Heinrich Bücker: Ja, das hat sich seit Februar 2022 natürlich fundamental geändert. Aber diese Tendenzen gab es auch schon vorher. Wie Merkel jetzt zugegeben hat, war das Minsk-II-Abkommen nur eine Täuschung, um die Russen zu beruhigen. Die deutsche Regierung war also direkt beteiligt. Dazu gehört auch die Vorgeschichte mit Skripal, Nawalny und Timoschenko in der Charité, die sagte, man solle Putin ins Gesicht schießen und eine Atombombe auf den Donbass schmeißen. Die deutsche Politik hat an der Entwicklung dieses russophoben Narrativs mitgewirkt und die Dämonisierung Russlands vorangetrieben. Was Baerbock und Scholz jetzt von sich geben, ist nur das Sahnehäubchen auf einer Politik, die seit Jahren faschistische Kräfte in der Ukraine unterstützt. Mit der NATO-Osterweiterung ist man schrittweise an Russland herangerückt. Die deutsche Armee, die in Stalingrad fast eine Million Menschen ausgehungert hat, steht heute wieder an der russischen Grenze und bildet hier bei uns ukrainische Kräfte aus. Ich finde das alles unfassbar.
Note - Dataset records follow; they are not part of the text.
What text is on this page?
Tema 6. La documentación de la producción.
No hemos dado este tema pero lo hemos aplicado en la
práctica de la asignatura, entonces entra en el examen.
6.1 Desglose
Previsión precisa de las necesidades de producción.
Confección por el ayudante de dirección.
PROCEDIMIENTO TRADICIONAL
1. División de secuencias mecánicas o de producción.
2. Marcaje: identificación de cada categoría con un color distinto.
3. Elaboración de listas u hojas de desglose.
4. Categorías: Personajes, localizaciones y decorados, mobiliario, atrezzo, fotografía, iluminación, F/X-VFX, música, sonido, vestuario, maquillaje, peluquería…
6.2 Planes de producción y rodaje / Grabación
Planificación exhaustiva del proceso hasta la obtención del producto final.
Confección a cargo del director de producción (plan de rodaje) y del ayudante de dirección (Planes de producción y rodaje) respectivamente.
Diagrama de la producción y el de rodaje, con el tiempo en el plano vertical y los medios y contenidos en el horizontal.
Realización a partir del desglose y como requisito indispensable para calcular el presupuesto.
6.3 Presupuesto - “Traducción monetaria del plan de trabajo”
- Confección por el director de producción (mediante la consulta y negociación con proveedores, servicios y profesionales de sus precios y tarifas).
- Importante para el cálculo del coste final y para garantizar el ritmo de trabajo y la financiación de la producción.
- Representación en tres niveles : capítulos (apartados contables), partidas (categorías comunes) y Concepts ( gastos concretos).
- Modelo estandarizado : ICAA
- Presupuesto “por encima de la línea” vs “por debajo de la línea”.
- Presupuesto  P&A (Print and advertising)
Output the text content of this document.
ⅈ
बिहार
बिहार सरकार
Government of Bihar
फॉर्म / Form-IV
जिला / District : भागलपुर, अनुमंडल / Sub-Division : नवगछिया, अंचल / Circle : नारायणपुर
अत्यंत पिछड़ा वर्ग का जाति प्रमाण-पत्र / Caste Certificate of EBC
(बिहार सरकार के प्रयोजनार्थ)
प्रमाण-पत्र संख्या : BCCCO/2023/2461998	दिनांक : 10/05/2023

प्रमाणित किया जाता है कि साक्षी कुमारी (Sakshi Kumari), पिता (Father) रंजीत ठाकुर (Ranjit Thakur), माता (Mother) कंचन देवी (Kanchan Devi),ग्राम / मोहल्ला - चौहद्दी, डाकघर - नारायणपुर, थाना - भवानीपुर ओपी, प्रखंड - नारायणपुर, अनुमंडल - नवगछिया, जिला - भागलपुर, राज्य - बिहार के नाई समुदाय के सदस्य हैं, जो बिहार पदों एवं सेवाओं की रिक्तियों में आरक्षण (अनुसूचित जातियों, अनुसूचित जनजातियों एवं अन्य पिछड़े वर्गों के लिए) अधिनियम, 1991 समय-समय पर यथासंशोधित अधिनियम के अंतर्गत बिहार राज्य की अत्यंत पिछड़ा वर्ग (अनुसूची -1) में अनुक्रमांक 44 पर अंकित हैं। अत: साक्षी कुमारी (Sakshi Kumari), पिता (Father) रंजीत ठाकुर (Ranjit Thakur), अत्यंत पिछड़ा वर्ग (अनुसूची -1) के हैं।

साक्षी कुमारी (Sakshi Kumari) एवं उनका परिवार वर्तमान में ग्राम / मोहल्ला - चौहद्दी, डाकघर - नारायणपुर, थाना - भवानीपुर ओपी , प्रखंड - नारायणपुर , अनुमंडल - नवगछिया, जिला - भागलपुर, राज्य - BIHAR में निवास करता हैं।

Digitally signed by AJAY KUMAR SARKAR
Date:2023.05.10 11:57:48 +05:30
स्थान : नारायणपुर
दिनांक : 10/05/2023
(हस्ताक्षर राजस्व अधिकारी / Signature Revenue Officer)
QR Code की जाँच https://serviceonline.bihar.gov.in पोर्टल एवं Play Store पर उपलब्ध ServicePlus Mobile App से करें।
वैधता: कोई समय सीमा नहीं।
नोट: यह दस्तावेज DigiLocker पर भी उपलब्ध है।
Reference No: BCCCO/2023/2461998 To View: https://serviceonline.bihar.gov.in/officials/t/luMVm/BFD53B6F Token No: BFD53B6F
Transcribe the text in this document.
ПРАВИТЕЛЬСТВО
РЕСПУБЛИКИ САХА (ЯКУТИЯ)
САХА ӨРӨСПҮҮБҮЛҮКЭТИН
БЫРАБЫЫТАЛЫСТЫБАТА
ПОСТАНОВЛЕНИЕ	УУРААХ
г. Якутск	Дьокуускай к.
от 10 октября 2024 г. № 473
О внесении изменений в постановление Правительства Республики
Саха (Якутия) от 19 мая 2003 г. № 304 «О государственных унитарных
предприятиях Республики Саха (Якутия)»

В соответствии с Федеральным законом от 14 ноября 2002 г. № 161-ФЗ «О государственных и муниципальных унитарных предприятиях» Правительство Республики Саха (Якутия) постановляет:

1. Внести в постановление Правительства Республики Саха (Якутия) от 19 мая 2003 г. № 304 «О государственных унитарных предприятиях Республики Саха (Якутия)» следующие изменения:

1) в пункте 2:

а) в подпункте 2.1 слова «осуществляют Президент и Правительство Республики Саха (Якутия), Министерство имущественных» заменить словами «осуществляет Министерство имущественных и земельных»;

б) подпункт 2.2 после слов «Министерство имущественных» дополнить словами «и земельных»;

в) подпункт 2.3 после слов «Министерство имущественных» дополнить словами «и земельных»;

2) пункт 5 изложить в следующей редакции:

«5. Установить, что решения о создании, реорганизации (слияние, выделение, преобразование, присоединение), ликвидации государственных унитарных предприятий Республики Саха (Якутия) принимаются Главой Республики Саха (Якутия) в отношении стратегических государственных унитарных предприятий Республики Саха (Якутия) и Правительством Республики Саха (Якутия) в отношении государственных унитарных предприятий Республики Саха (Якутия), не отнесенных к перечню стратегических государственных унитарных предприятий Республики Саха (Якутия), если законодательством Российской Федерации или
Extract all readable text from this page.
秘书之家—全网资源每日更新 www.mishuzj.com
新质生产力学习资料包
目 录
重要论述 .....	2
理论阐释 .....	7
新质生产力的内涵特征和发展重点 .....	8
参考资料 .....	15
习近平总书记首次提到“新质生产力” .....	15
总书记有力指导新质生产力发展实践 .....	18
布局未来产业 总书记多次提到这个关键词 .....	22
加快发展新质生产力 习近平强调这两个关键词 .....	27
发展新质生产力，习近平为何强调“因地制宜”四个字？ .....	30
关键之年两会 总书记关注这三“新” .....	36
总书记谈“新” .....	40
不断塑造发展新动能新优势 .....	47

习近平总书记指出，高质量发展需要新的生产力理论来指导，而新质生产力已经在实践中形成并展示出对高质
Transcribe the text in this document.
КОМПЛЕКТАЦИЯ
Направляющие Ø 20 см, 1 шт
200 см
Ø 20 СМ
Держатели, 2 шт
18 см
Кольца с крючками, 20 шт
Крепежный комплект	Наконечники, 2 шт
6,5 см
UZ: Du bist nicht der Einzige, der derzeit wegen politischer Äußerungen verfolgt wird. Auch gegen Bruno Mahlow wird ermittelt und es gibt noch weitere Betroffene. Was wird damit bezweckt?

Heinrich Bücker: Ich glaube, es geht darum, diese Leute abzustrafen und zu dämonisieren. Diese Vorgehensweise ist ein fester Bestandteil der deutschen Politik. Deshalb finde ich es auch sehr wichtig, mit den Kräften zusammenzuarbeiten, die derzeit Verhandlungen fordern – jetzt und sofort! Damit das Morden aufhört. Die Opferzahlen sind ja so immens, dass man sich kaum vorstellen kann, welche Auswirkungen das hat. Dadurch werden Leute emotionalisiert und gegen die russischen Positionen aufgebracht. Je mehr Menschen umkommen, umso stärker wird der Hass. Doch man kann Russland nicht bezichtigen, das zu forcieren. Der Westen und gerade auch Deutschland spielen eine zentrale Rolle in diesem Krieg. Viele sagen, Deutschland agiere im Schlepptau der USA, und das mag teilweise stimmen. Aber in unserer Regierung sitzen eben auch absolute Mittäter und Mitverantwortliche. Das erinnert mich an die Situation in Jugoslawien, wo die Menschen friedlich zusammenlebten, bis der Konflikt auch durch die deutsche Politik entfesselt wurde. Durch Genschers Anerkennung von Teilrepubliken wurden die Leute emotional einbezogen. Zum Schluss haben sie gegeneinander gekämpft. Das ist auch in der Ukraine ein großes Risiko.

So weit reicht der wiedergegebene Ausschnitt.